Hence, the groups are ordered by th HT40 flag first, then by the SGI
flag and afterwards by the number of used streams.

This should reduce the runtime of minstrel_ht_get_group_idx
considerable.

Signed-off-by: Helmut Schaa <[email protected]>
---
net/mac80211/rc80211_minstrel_ht.c | 32 ++++++++++++++++----------------
1 files changed, 16 insertions(+), 16 deletions(-)

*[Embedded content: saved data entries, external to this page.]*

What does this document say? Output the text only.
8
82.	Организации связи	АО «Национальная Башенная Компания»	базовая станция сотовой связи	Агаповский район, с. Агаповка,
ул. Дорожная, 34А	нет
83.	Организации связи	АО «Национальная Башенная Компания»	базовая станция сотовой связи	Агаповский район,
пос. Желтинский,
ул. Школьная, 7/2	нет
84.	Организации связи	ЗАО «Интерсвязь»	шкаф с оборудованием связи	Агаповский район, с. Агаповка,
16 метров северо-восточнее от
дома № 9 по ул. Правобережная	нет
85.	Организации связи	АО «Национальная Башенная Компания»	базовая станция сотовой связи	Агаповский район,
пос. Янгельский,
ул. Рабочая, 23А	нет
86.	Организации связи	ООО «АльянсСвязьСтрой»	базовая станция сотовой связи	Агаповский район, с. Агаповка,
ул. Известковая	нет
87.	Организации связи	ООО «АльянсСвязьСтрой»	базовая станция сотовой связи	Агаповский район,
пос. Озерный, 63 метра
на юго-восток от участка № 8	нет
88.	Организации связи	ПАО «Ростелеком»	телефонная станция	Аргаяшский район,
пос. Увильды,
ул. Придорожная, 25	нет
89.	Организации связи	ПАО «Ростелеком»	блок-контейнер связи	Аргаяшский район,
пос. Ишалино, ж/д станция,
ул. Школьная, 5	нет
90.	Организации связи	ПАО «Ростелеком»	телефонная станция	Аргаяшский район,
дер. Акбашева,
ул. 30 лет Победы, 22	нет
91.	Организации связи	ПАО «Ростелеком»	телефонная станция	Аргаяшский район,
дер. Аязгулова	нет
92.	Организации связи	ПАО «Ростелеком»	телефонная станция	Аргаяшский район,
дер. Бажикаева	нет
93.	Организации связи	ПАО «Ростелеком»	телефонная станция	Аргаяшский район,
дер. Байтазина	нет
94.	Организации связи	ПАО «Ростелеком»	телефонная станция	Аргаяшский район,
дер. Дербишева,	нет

diff --git a/net/mac80211/rc80211_minstrel_ht.c b/net/mac80211/rc80211_minstrel_ht.c
index 3d76fd7..bb228e7 100644
--- a/net/mac80211/rc80211_minstrel_ht.c
+++ b/net/mac80211/rc80211_minstrel_ht.c
@@ -36,8 +36,17 @@
/* Transmit duration for the raw data part of an average sized packet */
#define MCS_DURATION(streams, sgi, bps) MCS_SYMBOL_TIME(sgi, MCS_NSYMS((streams) * (bps)))

+/*
+ * Define group sort order: HT40 -> SGI -> #streams
+ */
+#define GROUP_IDX(_streams, _sgi, _ht40) \
+ MINSTREL_MAX_STREAMS * 2 * _ht40 + \
+ MINSTREL_MAX_STREAMS * _sgi + \
+ _streams - 1
+
/* MCS rate information for an MCS group */
-#define MCS_GROUP(_streams, _sgi, _ht40) { \
+#define MCS_GROUP(_streams, _sgi, _ht40) \
+ [GROUP_IDX(_streams, _sgi, _ht40)] = { \
.streams = _streams, \
.flags = \
(_sgi ? IEEE80211_TX_RC_SHORT_GI : 0) | \
@@ -58,6 +67,9 @@
* To enable sufficiently targeted rate sampling, MCS rates are divided into
* groups, based on the number of streams and flags (HT40, SGI) that they
* use.
+ *
+ * Sortorder has to be fixed for GROUP_IDX macro to be applicable:
+ * HT40 -> SGI -> #streams
*/
const struct mcs_group minstrel_mcs_groups[] = {
MCS_GROUP(1, 0, 0),
@@ -102,21 +114,9 @@ minstrel_ewma(int old, int new, int weight)
static int
minstrel_ht_get_group_idx(struct ieee80211_tx_rate *rate)
{
- int streams = (rate->idx / MCS_GROUP_RATES) + 1;
- u32 flags = IEEE80211_TX_RC_SHORT_GI | IEEE80211_TX_RC_40_MHZ_WIDTH;
- int i;
-
- for (i = 0; i < ARRAY_SIZE(minstrel_mcs_groups); i++) {
- if (minstrel_mcs_groups[i].streams != streams)
- continue;
- if (minstrel_mcs_groups[i].flags != (rate->flags & flags))
- continue;
-
- return i;
- }
-
- WARN_ON(1);
- return 0;
+ return GROUP_IDX((rate->idx / MCS_GROUP_RATES) + 1,
+ !!(rate->flags & IEEE80211_TX_RC_SHORT_GI),
+ !!(rate->flags & IEEE80211_TX_RC_40_MHZ_WIDTH));
}

static inline struct minstrel_rate_stats *
--
1.7.3.4